Here is another way to do it using janitor and tibble packages:

install.packages("janitor")
install.packages("tibble")

library(tibble)
library(janitor)

excel_numeric_to_date(as.numeric(as.character(YourDate)), date_system = "modern")    

1 Comment

convert_to_date() - also from the janitor package - can be used when there is a mix of Excel numeric dates and actual dates
25

openxlsx package also allows xls date conversion:

openxlsx::convertToDate(42705)
[1] "2016-12-01"

And as suggested by @Suren, convertToDateTime allows datetime conversion:

openxlsx::convertToDateTime(42705.5)
[1] "2016-12-01 12:00:00"

3 Comments

convertToDateTime if it is datetime.
For some reason, this function only converts to date, not datetime, even though I am providing decimal numbers in my data frame.

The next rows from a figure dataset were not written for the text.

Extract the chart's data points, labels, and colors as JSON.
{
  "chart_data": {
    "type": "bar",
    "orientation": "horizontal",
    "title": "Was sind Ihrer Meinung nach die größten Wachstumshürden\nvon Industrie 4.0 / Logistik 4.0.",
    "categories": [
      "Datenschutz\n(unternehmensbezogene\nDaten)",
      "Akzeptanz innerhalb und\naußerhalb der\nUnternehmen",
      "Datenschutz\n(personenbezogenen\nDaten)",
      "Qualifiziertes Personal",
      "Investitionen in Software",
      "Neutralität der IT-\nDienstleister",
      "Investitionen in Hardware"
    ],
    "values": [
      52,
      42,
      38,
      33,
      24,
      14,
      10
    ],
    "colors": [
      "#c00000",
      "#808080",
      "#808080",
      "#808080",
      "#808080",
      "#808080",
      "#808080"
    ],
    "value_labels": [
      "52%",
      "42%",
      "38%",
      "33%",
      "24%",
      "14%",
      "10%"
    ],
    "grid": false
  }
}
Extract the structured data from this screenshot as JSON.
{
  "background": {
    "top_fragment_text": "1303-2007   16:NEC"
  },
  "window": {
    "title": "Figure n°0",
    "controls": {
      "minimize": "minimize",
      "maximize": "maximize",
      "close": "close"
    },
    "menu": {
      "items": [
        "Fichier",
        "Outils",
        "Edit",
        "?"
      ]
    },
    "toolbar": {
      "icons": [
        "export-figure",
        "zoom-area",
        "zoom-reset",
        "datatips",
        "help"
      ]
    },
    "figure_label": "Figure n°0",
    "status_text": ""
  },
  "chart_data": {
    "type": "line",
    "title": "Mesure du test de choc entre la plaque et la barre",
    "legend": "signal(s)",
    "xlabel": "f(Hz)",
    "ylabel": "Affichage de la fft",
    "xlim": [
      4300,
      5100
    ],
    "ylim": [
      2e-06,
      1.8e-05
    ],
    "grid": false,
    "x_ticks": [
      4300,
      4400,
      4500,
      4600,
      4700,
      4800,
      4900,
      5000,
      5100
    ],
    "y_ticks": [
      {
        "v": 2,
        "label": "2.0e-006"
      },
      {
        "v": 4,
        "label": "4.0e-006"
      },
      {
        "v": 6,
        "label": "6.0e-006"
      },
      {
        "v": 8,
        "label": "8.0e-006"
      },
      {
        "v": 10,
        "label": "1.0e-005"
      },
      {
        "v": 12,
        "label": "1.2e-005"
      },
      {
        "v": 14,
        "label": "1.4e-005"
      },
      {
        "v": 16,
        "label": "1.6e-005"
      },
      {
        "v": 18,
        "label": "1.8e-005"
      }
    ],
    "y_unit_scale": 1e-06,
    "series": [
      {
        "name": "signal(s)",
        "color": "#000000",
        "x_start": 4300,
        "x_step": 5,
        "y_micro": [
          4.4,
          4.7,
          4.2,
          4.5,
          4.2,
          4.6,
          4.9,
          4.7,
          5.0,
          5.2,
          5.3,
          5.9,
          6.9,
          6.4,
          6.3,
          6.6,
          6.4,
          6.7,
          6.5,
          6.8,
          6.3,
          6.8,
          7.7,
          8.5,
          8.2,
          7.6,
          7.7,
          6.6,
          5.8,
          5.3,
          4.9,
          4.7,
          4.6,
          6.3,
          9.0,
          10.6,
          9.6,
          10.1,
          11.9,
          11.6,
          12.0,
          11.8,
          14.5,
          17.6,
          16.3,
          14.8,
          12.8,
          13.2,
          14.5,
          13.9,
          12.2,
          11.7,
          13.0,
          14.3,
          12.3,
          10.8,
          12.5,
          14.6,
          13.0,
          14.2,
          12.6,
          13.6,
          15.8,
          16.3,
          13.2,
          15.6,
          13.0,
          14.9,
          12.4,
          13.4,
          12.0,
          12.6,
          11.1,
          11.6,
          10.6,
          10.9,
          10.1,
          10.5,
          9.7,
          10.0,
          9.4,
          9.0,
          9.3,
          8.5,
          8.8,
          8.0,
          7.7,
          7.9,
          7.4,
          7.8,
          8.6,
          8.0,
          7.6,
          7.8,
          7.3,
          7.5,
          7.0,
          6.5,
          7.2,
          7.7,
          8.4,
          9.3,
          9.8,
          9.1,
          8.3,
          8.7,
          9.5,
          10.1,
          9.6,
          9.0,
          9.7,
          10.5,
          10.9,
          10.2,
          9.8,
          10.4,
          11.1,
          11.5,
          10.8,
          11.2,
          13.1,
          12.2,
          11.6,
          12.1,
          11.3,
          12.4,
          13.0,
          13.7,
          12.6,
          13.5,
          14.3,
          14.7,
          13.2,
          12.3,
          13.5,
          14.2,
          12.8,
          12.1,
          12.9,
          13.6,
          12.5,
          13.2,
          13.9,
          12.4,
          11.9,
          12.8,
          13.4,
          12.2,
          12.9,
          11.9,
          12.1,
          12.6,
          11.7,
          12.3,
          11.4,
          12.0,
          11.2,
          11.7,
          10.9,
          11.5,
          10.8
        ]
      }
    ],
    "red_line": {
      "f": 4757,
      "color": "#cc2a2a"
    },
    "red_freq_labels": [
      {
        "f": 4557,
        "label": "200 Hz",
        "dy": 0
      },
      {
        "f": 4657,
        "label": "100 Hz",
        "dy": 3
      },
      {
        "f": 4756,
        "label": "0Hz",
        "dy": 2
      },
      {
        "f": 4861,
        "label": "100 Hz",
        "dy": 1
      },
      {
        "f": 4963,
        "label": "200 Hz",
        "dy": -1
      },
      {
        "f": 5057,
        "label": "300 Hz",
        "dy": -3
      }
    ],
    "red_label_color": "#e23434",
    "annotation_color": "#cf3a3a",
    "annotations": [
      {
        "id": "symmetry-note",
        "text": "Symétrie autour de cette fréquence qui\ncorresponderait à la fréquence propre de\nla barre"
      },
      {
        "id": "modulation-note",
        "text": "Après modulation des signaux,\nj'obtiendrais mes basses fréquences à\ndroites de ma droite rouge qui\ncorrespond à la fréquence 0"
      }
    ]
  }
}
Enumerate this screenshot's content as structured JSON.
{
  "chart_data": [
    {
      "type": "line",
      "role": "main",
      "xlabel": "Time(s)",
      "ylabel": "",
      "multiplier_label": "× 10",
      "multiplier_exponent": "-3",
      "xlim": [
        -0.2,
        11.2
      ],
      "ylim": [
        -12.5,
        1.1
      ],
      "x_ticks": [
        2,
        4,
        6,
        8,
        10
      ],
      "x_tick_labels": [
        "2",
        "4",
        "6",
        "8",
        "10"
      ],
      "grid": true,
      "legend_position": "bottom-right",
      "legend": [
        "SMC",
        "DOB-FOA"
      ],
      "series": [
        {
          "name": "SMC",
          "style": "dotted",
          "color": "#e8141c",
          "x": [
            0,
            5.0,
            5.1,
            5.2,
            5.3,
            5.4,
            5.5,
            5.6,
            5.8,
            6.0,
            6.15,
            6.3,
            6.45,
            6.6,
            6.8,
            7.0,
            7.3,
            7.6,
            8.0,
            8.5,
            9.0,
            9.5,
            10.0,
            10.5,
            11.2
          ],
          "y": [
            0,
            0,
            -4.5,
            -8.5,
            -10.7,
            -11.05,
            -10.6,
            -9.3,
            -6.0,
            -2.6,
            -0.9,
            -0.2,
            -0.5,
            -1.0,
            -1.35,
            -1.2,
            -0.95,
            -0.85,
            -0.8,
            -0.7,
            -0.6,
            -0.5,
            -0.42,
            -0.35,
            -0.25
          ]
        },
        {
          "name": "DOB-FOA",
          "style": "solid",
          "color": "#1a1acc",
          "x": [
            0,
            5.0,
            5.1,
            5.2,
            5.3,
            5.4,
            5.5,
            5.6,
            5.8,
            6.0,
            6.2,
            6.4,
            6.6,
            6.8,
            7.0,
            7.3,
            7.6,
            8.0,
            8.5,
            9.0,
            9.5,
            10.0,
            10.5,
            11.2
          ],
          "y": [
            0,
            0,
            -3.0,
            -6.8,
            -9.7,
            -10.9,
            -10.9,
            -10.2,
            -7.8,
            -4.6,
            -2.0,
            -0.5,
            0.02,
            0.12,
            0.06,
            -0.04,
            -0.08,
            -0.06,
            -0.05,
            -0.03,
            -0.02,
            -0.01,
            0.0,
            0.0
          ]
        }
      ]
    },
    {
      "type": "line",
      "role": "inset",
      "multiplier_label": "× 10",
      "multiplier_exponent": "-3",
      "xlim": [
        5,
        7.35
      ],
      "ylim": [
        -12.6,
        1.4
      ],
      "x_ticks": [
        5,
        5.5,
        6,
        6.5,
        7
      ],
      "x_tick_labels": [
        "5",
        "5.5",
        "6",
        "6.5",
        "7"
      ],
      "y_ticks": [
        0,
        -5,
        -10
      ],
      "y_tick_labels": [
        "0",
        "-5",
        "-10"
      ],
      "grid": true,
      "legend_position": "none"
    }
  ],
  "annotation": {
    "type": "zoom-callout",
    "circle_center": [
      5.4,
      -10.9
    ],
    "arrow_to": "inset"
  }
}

The function(s) from "janitor" work well and I don't have the same problem with them.
@K bro, tested again above example, still converts to datetime on R 4.2
5

If you work with the data.table package you could use as.IDate() for that:

require(data.table)

as.IDate(42705, origin = "1899-12-30")
# [1] "2016-12-01"

Works like base::as.Date() here.

Comments

4

As it was said, very good options:

as.Date(42705, origin = "1899-12-30")

openxlsx::convertToDate(42705)

Another way also could be:

format(as.Date(as.Date("1899-12-30") + 42705, "%d-%m-%Y"), "%d-%m-%Y")

Note you can change the output format where it's written %d-%m-%Y

(first of all, convert as.numeric if it's imported as character!,or converting in the formula:

format(as.Date(as.Date("1899-12-30") + as.numeric( number formatted as character), "%d-%m-%Y"), "%d-%m-%Y")

Comments

2

In line with the Janitor solution provided by Reza, if you have a mix of Excel numeric dates and incorrectly formatted dmy dates, this will work:

df$Procedure.Date <- convert_to_date(df$Procedure.Date, character_fun = lubridate::dmy, string_conversion_failure = "warning")

The character_fun determines the format of date entries, the string_conversion_failure argument specifies that you'll get a warning but the conversion will proceed and saved in your data.